On the plus side, that experience did help Holland find common ground with some of his most popular characters. In the past, Holland has discussed how bullying made him relate to Peter Parker, who's never been the most popular kid in school, even more, and you can see lots of the same impulses in Arvin. Like both Holland and Spider-Man, Arvin may take a beating, but he'll never back down from a fight he believes in — and, like both of them, he always gets the last laugh.

His family is a big part of his life

In The Devil All the Time, nothing means more to Arvin than his family. The lessons imparted by his father, Willard, are some of the most important he ever learns, while Willard's odd religious practices — some of which cross well over the border into abuse — shape his worldview in particular and nuanced ways. At the same time, Arvin loves his grandmother Emma, his great-uncle Earskell, and his step-sister, Lenora, unconditionally. He stands up for them when others put them down, and he fights when their dignity is threatened, whether they ask him to or not.

Family is a big part of Holland's life too, although, thankfully, his family situation isn't quite as scandalous as Arvin's. Both of Holland's parents encouraged him to pursue dance when he was young, which makes sense. They're both creative forces in their own right. Holland's mother is an accomplished photographer. His father, Dominic, is a well-known English comedian and author who actually wrote a book called Eclipsed about what it's like to have a son who's more famous than he is. Meanwhile, Holland lives with two of his brothers, and with all three of his siblings runs the Brothers Trust, a charity organization.

By all accounts, they're all very close, which could be one reason why the actor gravitates towards roles that put a big emphasis on family. In the spring of 2020, Holland starred in Onward, a Pixar comedy about two brothers trying to revive their late father, and Peter Parker has an unmistakable father-and-son-like bond with Tony Stark. 

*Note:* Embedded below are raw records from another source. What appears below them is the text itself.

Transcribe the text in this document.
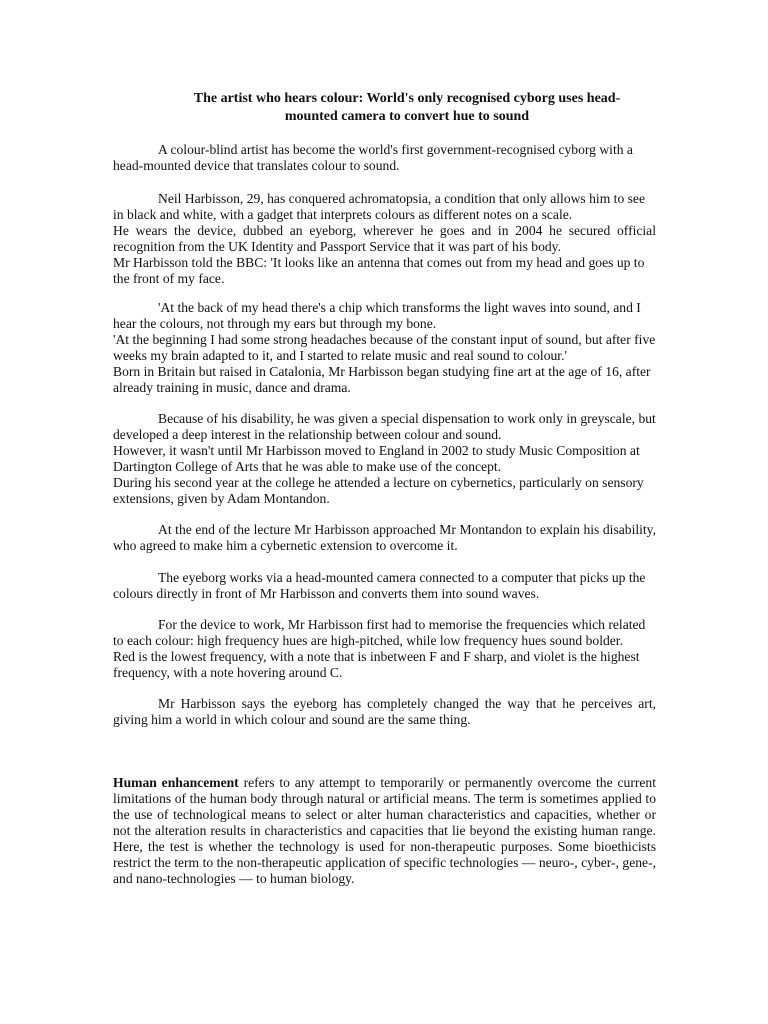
The artist who hears colour: World's only recognised cyborg uses head-mounted camera to convert hue to sound

A colour-blind artist has become the world's first government-recognised cyborg with a head-mounted device that translates colour to sound.

Neil Harbisson, 29, has conquered achromatopsia, a condition that only allows him to see in black and white, with a gadget that interprets colours as different notes on a scale.

He wears the device, dubbed an eyeborg, wherever he goes and in 2004 he secured official recognition from the UK Identity and Passport Service that it was part of his body.

Mr Harbisson told the BBC: 'It looks like an antenna that comes out from my head and goes up to the front of my face.

'At the back of my head there's a chip which transforms the light waves into sound, and I hear the colours, not through my ears but through my bone.

'At the beginning I had some strong headaches because of the constant input of sound, but after five weeks my brain adapted to it, and I started to relate music and real sound to colour.'

Born in Britain but raised in Catalonia, Mr Harbisson began studying fine art at the age of 16, after already training in music, dance and drama.

Because of his disability, he was given a special dispensation to work only in greyscale, but developed a deep interest in the relationship between colour and sound.

However, it wasn't until Mr Harbisson moved to England in 2002 to study Music Composition at Dartington College of Arts that he was able to make use of the concept.

During his second year at the college he attended a lecture on cybernetics, particularly on sensory extensions, given by Adam Montandon.

At the end of the lecture Mr Harbisson approached Mr Montandon to explain his disability, who agreed to make him a cybernetic extension to overcome it.

The eyeborg works via a head-mounted camera connected to a computer that picks up the colours directly in front of Mr Harbisson and converts them into sound waves.

For the device to work, Mr Harbisson first had to memorise the frequencies which related to each colour: high frequency hues are high-pitched, while low frequency hues sound bolder.

Red is the lowest frequency, with a note that is inbetween F and F sharp, and violet is the highest frequency, with a note hovering around C.

Mr Harbisson says the eyeborg has completely changed the way that he perceives art, giving him a world in which colour and sound are the same thing.

Human enhancement refers to any attempt to temporarily or permanently overcome the current limitations of the human body through natural or artificial means. The term is sometimes applied to the use of technological means to select or alter human characteristics and capacities, whether or not the alteration results in characteristics and capacities that lie beyond the existing human range. Here, the test is whether the technology is used for non-therapeutic purposes. Some bioethicists restrict the term to the non-therapeutic application of specific technologies — neuro-, cyber-, gene-, and nano-technologies — to human biology.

However, the Holland film that's actually closer to The Devil All the Time in tone is Edge of Winter, which is about two boys (Holland plays one of them) who must fend off their increasingly psychotic father during an excursion into the woods. It's easy to see a throughline from Arvin to Edge of Winter's Bradley. Combined with Holland's real-life family connections, he's well-prepared for his latest role.

He already has chemistry with the rest of the cast

Good chemistry between performers can be hard to come by. If there's already an established connection you can use, why waste it? Holland's past collaborators are all over Devil All the Time, and once you see the movie, it's obvious how Holland's casting was the piece that brought everything together.

The most obvious link to Holland's past work is Sebastian Stan, who stars in The Devil All the Time as corrupt sheriff Lee Bodecker, just one of the ne'er-do-wells who happens to cross Arvin's path. Both Holland and Stan are also mainstays of the Marvel Cinematic Universe, where Stan appears as Bucky Barnes, a.k.a. the Winter Soldier.

But there are more. Robert Pattinson, who appears in The Devil All the Time as Arvin's nemesis, the unholy preacher Preston Teagardin, shared the screen with Holland in The Lost City of Z. In that movie, Pattinson portrays Henry Costin, sidekick to famous explorer Percy Fawcett, who's played by Charlie Hunnman. In that same movie, Holland plays Fawcett's son, Jack. Pattinson and Holland only have a few scenes together in The Devil All the Time, but they're some of the tensest, most memorable moments in the movie, and in many ways the conflict between Arvin and Teagardin drives the film.

Holland even has some friends working behind the camera. See, The Devil All the Time was co-produced by Jake Gyllenhaal, Holland's Spider-Man: Far from Home co-star. While Gyllenhall's Mysterio was a villain, Holland and Gyllenhaal are remarkably close friends, and Holland has referred to Gyllenhaal as one of his MCU mentors in numerous interviews. Not that Holland needs any help, of course — one of Holland's biggest strengths as an actor is that he seems to work pretty well with everyone — but as the Avenger knows, everything is a little easier with a few buddies by your side.